Trade wars. Lockdowns. Production standstills. Cargo backups. Container shortages. Demand surges. Labor disputes. And Russian sanctions. If the last several years have taught companies nothing else, it's that strategic planning and risk management lie at the intersection of geopolitics and supply chain. As businesses brace for the long tail of disruption, this lesson will continue to assume importance.
Over the next 12-18 months, companies will be witnessing an avalanche in slow motion. Even as the pressure of cargo and vessel backflow begins to ease, there’s no turning it around. And, as it runs its course, it will continue to alter the geopolitical and market landscape in ways both predictable and unknown. While certain questions will only be answered in time, following are three imminent threats that many businesses aren’t paying enough attention to.
The ILWU and PMA contract renewal. The sun will set on the current labor agreement between the International Longshore and Warehouse Workers Union (ILWU) and Pacific Maritime Association (PMA) at midnight on June 30, 2022. An agreement acceptable to both sides is uncertain, since each is locked in a battle to avoid an existential threat.
On the part of laborers, the threat lies in the increasing use of port automation. For the PMA, it includes the prospect of a longshore strike that would paralyze U.S. and Canadian ports along the West Coast, and unleash yet another shock wave of disruption. Cargo would have to be diverted through the Indian Ocean into the Suez Canal, exiting the Mediterranean and entering the Atlantic, or passing through the Panama Canal.
This scenario is enormously problematic in its own right, but even if a strike is avoided, the canal's infrastructure puts it at grave risk of quickly creating a bottleneck of 80-90 vessels. (Which means skyrocketing costs for companies and U.S. consumers.)
Global schism and Cold War 2.0. The global system is undergoing a schism related to two centers of power, one hegemonic (the U.S.) and the other rising (China), along with the strategic alliances respective to each. With the modus vivendi of systemic coordination between Beijing and Moscow and the invasion of Ukraine, Russia appears to be positioning itself to play the long game. The implications of this are a second cold war between the hemispheric alliances that are solidifying between players such as Russia, China, and Iran, each making the others less vulnerable to U.S. and NATO sanctions.
We can expect further destabilization and a redrawing of alliances with China's efforts to reconfigure supply chains away from western or U.S.-controlled sea lanes. Given that around 80% of world trade is conducted via these routes, China's Belt and Road Initiative is steadily creating land-based connectivity across Asia and into Europe.
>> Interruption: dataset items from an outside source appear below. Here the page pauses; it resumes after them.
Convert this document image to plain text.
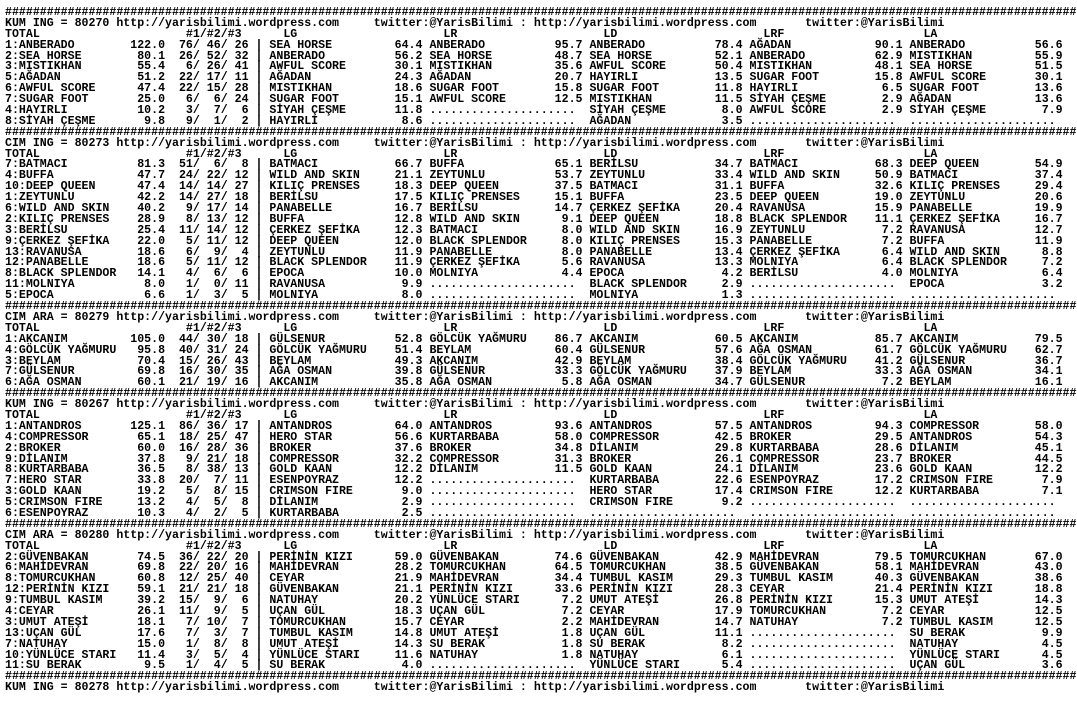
##########################################################################################################################################################
KUM ING = 80270 http://yarisbilimi.wordpress.com	twitter:@YarisBilimi : http://yarisbilimi.wordpress.com	twitter:@YarisBilimi
TOTAL                     #1/#2/#3      LG                     LR                     LD                     LRF                    LA
1:ANBERADO        122.0  76/ 46/ 26 | SEA HORSE         64.4 ANBERADO          95.7 ANBERADO          78.4 AĞADAN            90.1 ANBERADO          56.6
2:SEA HORSE        80.1  26/ 52/ 32 | ANBERADO          56.2 SEA HORSE         48.7 SEA HORSE         52.1 ANBERADO          62.9 MISTIKHAN         55.9
3:MISTIKHAN        55.4   6/ 26/ 41 | AWFUL SCORE       30.1 MISTIKHAN         35.6 AWFUL SCORE       50.4 MISTIKHAN         48.1 SEA HORSE         51.5
5:AĞADAN           51.2  22/ 17/ 11 | AĞADAN            24.3 AĞADAN            20.7 HAYIRLI           13.5 SUGAR FOOT        15.8 AWFUL SCORE       30.1
6:AWFUL SCORE      47.4  22/ 15/ 28 | MISTIKHAN         18.6 SUGAR FOOT        15.8 SUGAR FOOT        11.8 HAYIRLI            6.5 SUGAR FOOT        13.6
7:SUGAR FOOT       25.0   6/  6/ 24 | SUGAR FOOT        15.1 AWFUL SCORE       12.5 MISTIKHAN         11.5 SİYAH ÇEŞME        2.9 AĞADAN            13.6
4:HAYIRLI          10.2   3/  7/  6 | SİYAH ÇEŞME       11.8 .....................  SİYAH ÇEŞME        8.0 AWFUL SCORE        2.9 SİYAH ÇEŞME        7.9
8:SİYAH ÇEŞME       9.8   9/  1/  2 | HAYIRLI            8.6 .....................  AĞADAN             3.5 .....................  .....................
##########################################################################################################################################################
CIM ING = 80273 http://yarisbilimi.wordpress.com	twitter:@YarisBilimi : http://yarisbilimi.wordpress.com	twitter:@YarisBilimi
TOTAL                     #1/#2/#3      LG                     LR                     LD                     LRF                    LA
7:BATMACI          81.3  51/  6/  8 | BATMACI           66.7 BUFFA             65.1 BERİLSU           34.7 BATMACI           68.3 DEEP QUEEN        54.9
4:BUFFA            47.7  24/ 22/ 12 | WILD AND SKIN     21.1 ZEYTUNLU          53.7 ZEYTUNLU          33.4 WILD AND SKIN     50.9 BATMACI           37.4
10:DEEP QUEEN      47.4  14/ 14/ 27 | KILIÇ PRENSES     18.3 DEEP QUEEN        37.5 BATMACI           31.1 BUFFA             32.6 KILIÇ PRENSES     29.4
1:ZEYTUNLU         42.2  14/ 27/ 18 | BERİLSU           17.5 KILIÇ PRENSES     15.1 BUFFA             23.5 DEEP QUEEN        19.0 ZEYTUNLU          20.6
6:WILD AND SKIN    40.2   9/ 17/ 14 | PANABELLE         16.7 BERİLSU           14.7 ÇERKEZ ŞEFİKA     20.4 RAVANUSA          15.9 PANABELLE         19.9
2:KILIÇ PRENSES    28.9   8/ 13/ 12 | BUFFA             12.8 WILD AND SKIN      9.1 DEEP QUEEN        18.8 BLACK SPLENDOR    11.1 ÇERKEZ ŞEFİKA     16.7
3:BERİLSU          25.4  11/ 14/ 12 | ÇERKEZ ŞEFİKA     12.3 BATMACI            8.0 WILD AND SKIN     16.9 ZEYTUNLU           7.2 RAVANUSA          12.7
9:ÇERKEZ ŞEFİKA    22.0   5/ 11/ 12 | DEEP QUEEN        12.0 BLACK SPLENDOR     8.0 KILIÇ PRENSES     15.3 PANABELLE          7.2 BUFFA             11.9
13:RAVANUSA        18.6   6/  9/  4 | ZEYTUNLU          11.9 PANABELLE          8.0 PANABELLE         13.4 ÇERKEZ ŞEFİKA      6.4 WILD AND SKIN      8.8
12:PANABELLE       18.6   5/ 11/ 12 | BLACK SPLENDOR    11.9 ÇERKEZ ŞEFİKA      5.6 RAVANUSA          13.3 MOLNIYA            6.4 BLACK SPLENDOR     7.2
8:BLACK SPLENDOR   14.1   4/  6/  6 | EPOCA             10.0 MOLNIYA            4.4 EPOCA              4.2 BERİLSU            4.0 MOLNIYA            6.4
11:MOLNIYA          8.0   1/  0/ 11 | RAVANUSA           9.9 .....................  BLACK SPLENDOR     2.9 .....................  EPOCA              3.2
5:EPOCA             6.6   1/  3/  5 | MOLNIYA            8.0 .....................  MOLNIYA            1.3 .....................  .....................
##########################################################################################################################################################
CIM ARA = 80279 http://yarisbilimi.wordpress.com	twitter:@YarisBilimi : http://yarisbilimi.wordpress.com	twitter:@YarisBilimi
TOTAL                     #1/#2/#3      LG                     LR                     LD                     LRF                    LA
1:AKCANIM         105.0  44/ 30/ 18 | GÜLSENUR          52.8 GÖLCÜK YAĞMURU    86.7 AKCANIM           60.5 AKCANIM           85.7 AKCANIM           79.5
4:GÖLCÜK YAĞMURU   95.8  40/ 31/ 24 | GÖLCÜK YAĞMURU    51.4 BEYLAM            60.4 GÜLSENUR          57.6 AĞA OSMAN         61.7 GÖLCÜK YAĞMURU    62.7
3:BEYLAM           70.4  15/ 26/ 43 | BEYLAM            49.3 AKCANIM           42.9 BEYLAM            38.4 GÖLCÜK YAĞMURU    41.2 GÜLSENUR          36.7
7:GÜLSENUR         69.8  16/ 30/ 35 | AĞA OSMAN         39.8 GÜLSENUR          33.3 GÖLCÜK YAĞMURU    37.9 BEYLAM            33.3 AĞA OSMAN         34.1
6:AĞA OSMAN        60.1  21/ 19/ 16 | AKCANIM           35.8 AĞA OSMAN          5.8 AĞA OSMAN         34.7 GÜLSENUR           7.2 BEYLAM            16.1
##########################################################################################################################################################
KUM ING = 80267 http://yarisbilimi.wordpress.com	twitter:@YarisBilimi : http://yarisbilimi.wordpress.com	twitter:@YarisBilimi
TOTAL                     #1/#2/#3      LG                     LR                     LD                     LRF                    LA
1:ANTANDROS       125.1  86/ 36/ 17 | ANTANDROS         64.0 ANTANDROS         93.6 ANTANDROS         57.5 ANTANDROS         94.3 COMPRESSOR        58.0
4:COMPRESSOR       65.1  18/ 25/ 47 | HERO STAR         56.6 KURTARBABA        58.0 COMPRESSOR        42.5 BROKER            29.5 ANTANDROS         54.3
2:BROKER           60.0  16/ 28/ 36 | BROKER            37.6 BROKER            34.8 DİLANIM           29.8 KURTARBABA        28.6 DİLANIM           45.1
9:DİLANIM          37.8   9/ 21/ 18 | COMPRESSOR        32.2 COMPRESSOR        31.3 BROKER            26.1 COMPRESSOR        23.7 BROKER            44.5
8:KURTARBABA       36.5   8/ 38/ 13 | GOLD KAAN         12.2 DİLANIM           11.5 GOLD KAAN         24.1 DİLANIM           23.6 GOLD KAAN         12.2
7:HERO STAR        33.8  20/  7/ 11 | ESENPOYRAZ        12.2 .....................  KURTARBABA        22.6 ESENPOYRAZ        17.2 CRIMSON FIRE       7.9
3:GOLD KAAN        19.2   5/  8/ 15 | CRIMSON FIRE       9.0 .....................  HERO STAR         17.4 CRIMSON FIRE      12.2 KURTARBABA         7.1
5:CRIMSON FIRE     13.2   4/  5/  8 | DİLANIM            2.9 .....................  CRIMSON FIRE       9.2 .....................  .....................
6:ESENPOYRAZ       10.3   4/  2/  5 | KURTARBABA         2.5 .....................  .....................  .....................  .....................
##########################################################################################################################################################
CIM ARA = 80280 http://yarisbilimi.wordpress.com	twitter:@YarisBilimi : http://yarisbilimi.wordpress.com	twitter:@YarisBilimi
TOTAL                     #1/#2/#3      LG                     LR                     LD                     LRF                    LA
2:GÜVENBAKAN       74.5  36/ 22/ 20 | PERİNİN KIZI      59.0 GÜVENBAKAN        74.6 GÜVENBAKAN        42.9 MAHİDEVRAN        79.5 TOMURCUKHAN       67.0
6:MAHİDEVRAN       69.8  22/ 20/ 16 | MAHİDEVRAN        28.2 TOMURCUKHAN       64.5 TOMURCUKHAN       38.5 GÜVENBAKAN        58.1 MAHİDEVRAN        43.0
8:TOMURCUKHAN      60.8  12/ 25/ 40 | CEYAR             21.9 MAHİDEVRAN        34.4 TUMBUL KASIM      29.3 TUMBUL KASIM      40.3 GÜVENBAKAN        38.6
12:PERİNİN KIZI    59.1  21/ 21/ 18 | GÜVENBAKAN        21.1 PERİNİN KIZI      33.6 PERİNİN KIZI      28.3 CEYAR             21.4 PERİNİN KIZI      18.8
9:TUMBUL KASIM     39.2  15/  9/  6 | NATUHAY           20.2 YÜNLÜCE STARI      7.2 UMUT ATEŞİ        26.8 PERİNİN KIZI      15.3 UMUT ATEŞİ        14.3
4:CEYAR            26.1  11/  9/  5 | UÇAN GÜL          18.3 UÇAN GÜL           7.2 CEYAR             17.9 TOMURCUKHAN        7.2 CEYAR             12.5
3:UMUT ATEŞİ       18.1   7/ 10/  7 | TOMURCUKHAN       15.7 CEYAR              2.2 MAHİDEVRAN        14.7 NATUHAY            7.2 TUMBUL KASIM      12.5
13:UÇAN GÜL        17.6   7/  3/  7 | TUMBUL KASIM      14.8 UMUT ATEŞİ         1.8 UÇAN GÜL          11.1 .....................  SU BERAK           9.9
7:NATUHAY          15.0   1/  8/  8 | UMUT ATEŞİ        14.3 SU BERAK           1.8 SU BERAK           8.2 .....................  NATUHAY            4.5
10:YÜNLÜCE STARI   11.4   3/  5/  4 | YÜNLÜCE STARI     11.6 NATUHAY            1.8 NATUHAY            6.1 .....................  YÜNLÜCE STARI      4.5
11:SU BERAK         9.5   1/  4/  5 | SU BERAK           4.0 .....................  YÜNLÜCE STARI      5.4 .....................  UÇAN GÜL           3.6
##########################################################################################################################################################
KUM ING = 80278 http://yarisbilimi.wordpress.com	twitter:@YarisBilimi : http://yarisbilimi.wordpress.com	twitter:@YarisBilimi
From a purely logistical perspective, Belt and Road has been a stunning achievement. China has been exceptionally shrewd about investing in relationships, partnerships, and infrastructure at major port cities along the Pacific and Indian oceans, various seas, the Mediterranean and even the Atlantic. What we’re witnessing is a series of ports owned and operated by Chinese state-owned enterprises or Chinese companies. The danger is that China increasingly has the naval and commercial power to conduct trade by hopscotching from port to port. In the case of a conflict, it could force countries into operationalizing these ports to function in ways contrary to U.S. interests, further compromising American hegemony and putting supply chains at greater and greater risk.
Complex reshoring challenges. Positive efforts by both political parties are being made to reshore critical supply chain infrastructure, with new fabrications and foundries under construction in Arizona and Ohio. These efforts are to be celebrated, but we’re not yet ready to tackle the broader challenge underlying the chip shortage.
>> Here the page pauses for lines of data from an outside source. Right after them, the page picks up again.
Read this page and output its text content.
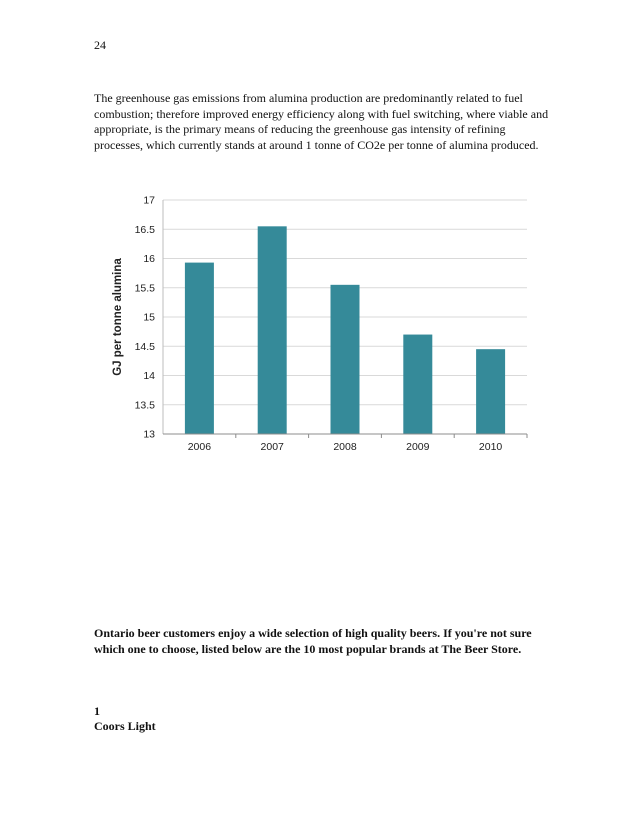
24
The greenhouse gas emissions from alumina production are predominantly related to fuel combustion; therefore improved energy efficiency along with fuel switching, where viable and appropriate, is the primary means of reducing the greenhouse gas intensity of refining processes, which currently stands at around 1 tonne of CO2e per tonne of alumina produced.
13
13.5
14
14.5
15
15.5
16
16.5
17
2006	2007	2008	2009	2010
GJ per tonne alumina
Ontario beer customers enjoy a wide selection of high quality beers. If you're not sure which one to choose, listed below are the 10 most popular brands at The Beer Store.
1
Coors Light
Even with new fabs underway, our ability to access raw materials and resources is highly limited. Production of next-generation semiconductor components depends on access to a wide range of raw materials that are sourced from only a few places. (The alternative is to synthetically manufacture them via other materials and compounds — bauxite, aluminum, alumina, and their byproduct, gallium — that pose equal or greater procurement challenges.)
Much research indicates that gallium is the super-material of the future for advanced semiconductor manufacturing and applications for extreme temperature ranges or data-intensive physical hardware. And China holds majority control of the world's bauxite resources, and hegemonic power over gallium production.
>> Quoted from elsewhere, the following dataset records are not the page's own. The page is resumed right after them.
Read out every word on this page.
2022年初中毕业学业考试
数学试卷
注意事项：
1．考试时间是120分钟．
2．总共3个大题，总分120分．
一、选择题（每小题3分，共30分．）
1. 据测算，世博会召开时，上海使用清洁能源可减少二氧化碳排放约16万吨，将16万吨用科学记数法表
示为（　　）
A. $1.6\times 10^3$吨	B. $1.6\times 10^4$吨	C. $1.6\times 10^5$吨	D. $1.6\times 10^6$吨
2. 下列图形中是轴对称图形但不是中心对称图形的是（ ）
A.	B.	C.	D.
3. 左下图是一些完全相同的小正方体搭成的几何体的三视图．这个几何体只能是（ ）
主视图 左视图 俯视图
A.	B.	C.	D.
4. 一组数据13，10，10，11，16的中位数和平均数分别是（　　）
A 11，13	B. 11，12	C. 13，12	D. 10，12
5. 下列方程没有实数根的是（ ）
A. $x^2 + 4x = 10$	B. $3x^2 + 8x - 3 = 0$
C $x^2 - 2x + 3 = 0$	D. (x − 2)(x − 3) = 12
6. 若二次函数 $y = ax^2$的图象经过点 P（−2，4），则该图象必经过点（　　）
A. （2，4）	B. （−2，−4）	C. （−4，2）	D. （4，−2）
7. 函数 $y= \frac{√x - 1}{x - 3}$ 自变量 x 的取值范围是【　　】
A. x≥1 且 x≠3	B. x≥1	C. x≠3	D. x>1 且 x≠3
But here's where it gets really interesting. Australia sits on a large bauxite reserve and is one of the world’s top bauxite manufacturing countries. Geographically, China is in Australia's backyard — far closer than the U.S., and too close for comfort. Given Australia's long membership in the western commonwealth, the U.S. must contend with the question of how to protect its interests. Reshoring is far more geopolitically complex and economically challenging than is often recognized.
As the avalanche of supply chain disruption continues to run its course, companies that lack the insight and agility to avoid the worst of it are those most likely to be buried. Proven partners with a diverse portfolio of supply chain options and decades of experience in helping customers weather complex risks are worth their weight in gold. While there's no stopping the avalanche, solutions often exist — if you know where to look for them. Whether they’re sought through domestic production, repurposing of parts and components, innovative engineering hacks or some other strategy, efforts undertaken at the intersection of geopolitics and supply chain are companies' best chance at success.
Mark Dohnalek is president and chief executive officer of Pivot International, a global manufacturing, product development, engineering and technology company.